Iran calls for inclusive government in war-torn Yemen

Dunya News

World

Tehran called Tuesday for the formation of an inclusive government in war-ravaged Yemen.

TEHRAN (AFP) - Tehran called Tuesday for the formation of an inclusive government in war-ravaged Yemen, where pro-Iran Huthi rebels are battling the internationally-recognised government backed by a Saudi-led military coalition.

"We believe that it is necessary to form a government in which all Yemeni parties participate, to maintain the national unity and sovereignty of Yemen," Iran s Foreign Minister Hossein Amir-Abdollahian said.

The crisis in Yemen "has only a political solution", he added, according to state news agency IRNA.

Amir-Abdollahian was speaking at a memorial event for Hassan Eyrlou, Iran s late envoy to Yemen s rebel-held capital Sanaa.

Eyrlou died on Tuesday from coronavirus, days after his evacuation aboard an Iraqi plane, a rare exemption from a Saudi-led air blockade on Sanaa.

Iran s foreign ministry blamed the "slow cooperation of certain countries" in facilitating Erylou s evacuation, comments condemned by the Saudi-led coalition s spokesman Turki al-Maliki as "defamatory".

Yemen has been embroiled in a civil since 2014, and the Arab military coalition led by Riyadh intervened in 2015 to back the government, a year after the Huthis seized Sanaa.

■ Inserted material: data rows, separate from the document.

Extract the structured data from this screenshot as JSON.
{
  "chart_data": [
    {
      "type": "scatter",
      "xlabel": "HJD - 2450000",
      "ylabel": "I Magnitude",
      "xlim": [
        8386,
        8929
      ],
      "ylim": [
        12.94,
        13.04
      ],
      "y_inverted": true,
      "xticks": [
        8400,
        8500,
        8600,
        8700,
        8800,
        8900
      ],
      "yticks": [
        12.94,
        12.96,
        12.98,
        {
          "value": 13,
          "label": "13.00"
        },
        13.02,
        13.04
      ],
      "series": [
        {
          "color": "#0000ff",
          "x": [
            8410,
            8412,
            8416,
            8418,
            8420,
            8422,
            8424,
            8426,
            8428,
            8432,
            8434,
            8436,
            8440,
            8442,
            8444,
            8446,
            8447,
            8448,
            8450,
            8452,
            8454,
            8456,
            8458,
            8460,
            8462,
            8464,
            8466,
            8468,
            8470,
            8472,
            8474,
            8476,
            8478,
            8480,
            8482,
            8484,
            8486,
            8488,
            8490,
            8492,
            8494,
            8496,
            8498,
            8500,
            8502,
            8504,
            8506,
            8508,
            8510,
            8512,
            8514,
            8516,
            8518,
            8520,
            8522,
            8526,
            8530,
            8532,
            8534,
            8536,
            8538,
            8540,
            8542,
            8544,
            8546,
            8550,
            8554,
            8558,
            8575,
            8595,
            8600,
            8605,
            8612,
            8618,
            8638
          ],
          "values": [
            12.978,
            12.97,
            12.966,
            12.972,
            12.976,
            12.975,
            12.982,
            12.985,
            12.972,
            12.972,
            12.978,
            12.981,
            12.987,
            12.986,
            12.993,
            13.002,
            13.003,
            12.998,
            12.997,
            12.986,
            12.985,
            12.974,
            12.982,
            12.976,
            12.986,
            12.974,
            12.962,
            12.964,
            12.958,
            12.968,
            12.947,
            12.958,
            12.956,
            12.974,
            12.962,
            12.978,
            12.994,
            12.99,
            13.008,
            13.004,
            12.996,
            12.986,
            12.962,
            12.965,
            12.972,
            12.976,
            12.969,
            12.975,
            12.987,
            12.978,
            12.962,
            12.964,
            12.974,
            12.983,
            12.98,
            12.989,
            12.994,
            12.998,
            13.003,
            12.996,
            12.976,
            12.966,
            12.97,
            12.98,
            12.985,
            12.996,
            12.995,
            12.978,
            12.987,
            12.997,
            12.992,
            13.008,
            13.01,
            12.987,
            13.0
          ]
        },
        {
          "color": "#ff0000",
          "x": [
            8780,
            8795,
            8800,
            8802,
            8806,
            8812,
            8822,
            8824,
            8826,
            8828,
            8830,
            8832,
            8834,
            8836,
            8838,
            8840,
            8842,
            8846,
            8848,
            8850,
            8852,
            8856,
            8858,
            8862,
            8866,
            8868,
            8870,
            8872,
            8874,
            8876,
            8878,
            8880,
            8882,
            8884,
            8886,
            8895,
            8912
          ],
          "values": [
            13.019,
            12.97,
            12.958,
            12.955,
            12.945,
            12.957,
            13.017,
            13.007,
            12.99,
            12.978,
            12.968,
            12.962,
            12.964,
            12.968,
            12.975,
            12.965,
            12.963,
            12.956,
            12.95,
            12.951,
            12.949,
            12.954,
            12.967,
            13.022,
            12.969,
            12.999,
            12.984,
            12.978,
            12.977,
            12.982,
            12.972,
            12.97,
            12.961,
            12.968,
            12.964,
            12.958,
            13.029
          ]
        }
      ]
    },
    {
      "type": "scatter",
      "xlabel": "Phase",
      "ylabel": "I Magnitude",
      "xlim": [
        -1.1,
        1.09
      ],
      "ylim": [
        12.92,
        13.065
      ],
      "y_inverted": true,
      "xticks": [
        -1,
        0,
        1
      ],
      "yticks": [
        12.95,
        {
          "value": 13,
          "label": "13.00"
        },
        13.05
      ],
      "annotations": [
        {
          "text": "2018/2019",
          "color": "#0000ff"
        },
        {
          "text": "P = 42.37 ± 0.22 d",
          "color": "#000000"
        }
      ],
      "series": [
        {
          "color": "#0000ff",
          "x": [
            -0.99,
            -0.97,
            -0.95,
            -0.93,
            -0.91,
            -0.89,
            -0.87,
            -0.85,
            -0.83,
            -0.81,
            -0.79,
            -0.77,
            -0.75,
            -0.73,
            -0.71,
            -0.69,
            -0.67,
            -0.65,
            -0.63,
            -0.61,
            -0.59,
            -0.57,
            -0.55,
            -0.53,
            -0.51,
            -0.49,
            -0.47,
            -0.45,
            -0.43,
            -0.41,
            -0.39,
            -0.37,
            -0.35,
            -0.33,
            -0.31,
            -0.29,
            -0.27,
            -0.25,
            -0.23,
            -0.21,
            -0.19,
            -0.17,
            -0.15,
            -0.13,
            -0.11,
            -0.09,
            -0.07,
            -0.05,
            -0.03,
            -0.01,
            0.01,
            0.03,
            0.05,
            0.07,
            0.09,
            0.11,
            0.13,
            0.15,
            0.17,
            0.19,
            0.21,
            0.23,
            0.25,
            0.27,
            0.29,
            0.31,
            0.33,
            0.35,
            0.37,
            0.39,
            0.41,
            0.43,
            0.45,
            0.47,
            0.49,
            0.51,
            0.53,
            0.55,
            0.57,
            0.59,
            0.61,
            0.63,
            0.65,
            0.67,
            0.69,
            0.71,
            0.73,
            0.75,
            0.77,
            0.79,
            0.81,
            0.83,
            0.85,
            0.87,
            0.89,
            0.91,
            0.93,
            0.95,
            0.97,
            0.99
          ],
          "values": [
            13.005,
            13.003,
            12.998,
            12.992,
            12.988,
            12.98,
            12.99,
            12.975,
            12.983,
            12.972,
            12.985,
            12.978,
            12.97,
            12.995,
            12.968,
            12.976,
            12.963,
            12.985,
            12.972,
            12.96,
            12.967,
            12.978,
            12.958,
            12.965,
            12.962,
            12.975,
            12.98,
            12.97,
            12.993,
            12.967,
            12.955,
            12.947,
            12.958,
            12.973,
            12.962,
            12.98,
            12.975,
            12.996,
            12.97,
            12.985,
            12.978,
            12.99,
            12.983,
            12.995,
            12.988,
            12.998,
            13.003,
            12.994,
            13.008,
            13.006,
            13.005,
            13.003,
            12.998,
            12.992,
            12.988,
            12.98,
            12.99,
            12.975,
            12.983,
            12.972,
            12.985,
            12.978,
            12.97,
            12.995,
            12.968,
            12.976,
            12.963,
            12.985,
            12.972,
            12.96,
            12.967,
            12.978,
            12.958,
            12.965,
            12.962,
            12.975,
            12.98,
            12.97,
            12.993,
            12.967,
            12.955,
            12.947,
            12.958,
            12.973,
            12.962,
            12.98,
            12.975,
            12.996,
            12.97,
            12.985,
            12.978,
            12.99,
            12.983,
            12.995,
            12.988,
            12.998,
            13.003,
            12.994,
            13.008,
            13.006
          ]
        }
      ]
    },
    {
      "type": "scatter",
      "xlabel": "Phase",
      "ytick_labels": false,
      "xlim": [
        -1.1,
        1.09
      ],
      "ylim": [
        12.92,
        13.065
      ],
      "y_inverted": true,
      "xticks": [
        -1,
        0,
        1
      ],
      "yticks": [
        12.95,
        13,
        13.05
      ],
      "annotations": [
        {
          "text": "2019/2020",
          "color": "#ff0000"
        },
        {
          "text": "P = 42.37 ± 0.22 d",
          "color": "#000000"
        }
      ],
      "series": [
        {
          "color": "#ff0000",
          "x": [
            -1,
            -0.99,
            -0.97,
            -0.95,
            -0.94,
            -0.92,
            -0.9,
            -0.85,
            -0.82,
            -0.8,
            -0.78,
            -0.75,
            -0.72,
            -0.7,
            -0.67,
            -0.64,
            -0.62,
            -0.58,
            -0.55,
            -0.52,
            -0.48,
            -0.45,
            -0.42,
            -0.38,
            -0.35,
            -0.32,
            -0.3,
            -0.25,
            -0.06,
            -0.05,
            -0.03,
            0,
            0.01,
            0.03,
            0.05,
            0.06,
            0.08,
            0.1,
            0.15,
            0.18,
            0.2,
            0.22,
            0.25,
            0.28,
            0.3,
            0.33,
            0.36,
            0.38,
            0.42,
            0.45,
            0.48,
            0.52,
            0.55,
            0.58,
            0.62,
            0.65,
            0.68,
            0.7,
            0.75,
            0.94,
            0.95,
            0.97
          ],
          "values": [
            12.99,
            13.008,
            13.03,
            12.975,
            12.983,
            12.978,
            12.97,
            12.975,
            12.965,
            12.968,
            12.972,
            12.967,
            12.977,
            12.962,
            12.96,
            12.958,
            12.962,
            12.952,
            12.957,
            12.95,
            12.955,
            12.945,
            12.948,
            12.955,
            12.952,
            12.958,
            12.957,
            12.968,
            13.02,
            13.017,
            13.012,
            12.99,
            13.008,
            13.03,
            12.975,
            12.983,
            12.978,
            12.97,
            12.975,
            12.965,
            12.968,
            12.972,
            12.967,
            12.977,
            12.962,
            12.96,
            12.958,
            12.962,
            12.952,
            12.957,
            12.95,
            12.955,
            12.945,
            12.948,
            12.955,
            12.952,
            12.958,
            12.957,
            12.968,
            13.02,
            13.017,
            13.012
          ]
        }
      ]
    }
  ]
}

The UN estimates the conflict will have claimed 377,000 lives by the end of the year through both direct and indirect impacts.

More than 80 percent of Yemen s population of about 30 million is dependent on humanitarian aid.

The Huthis come from the minority Zaidi Shiite sect of Islam and have their traditional stronghold in Yemen s mountainous north.

Between 2004 and 2010, they fought six wars against Yemen s then-government and battled Saudi Arabia in 2009-2010 after storming over the border.

Saudi Arabia accuses Shiite-majority Iran of providing military support to the rebels, especially missiles and rockets fired into Saudi, claims Tehran denies.

On Saturday, the Saudi coalition launched what it called a "large-scale" military operation after a rocket attack by the Huthis.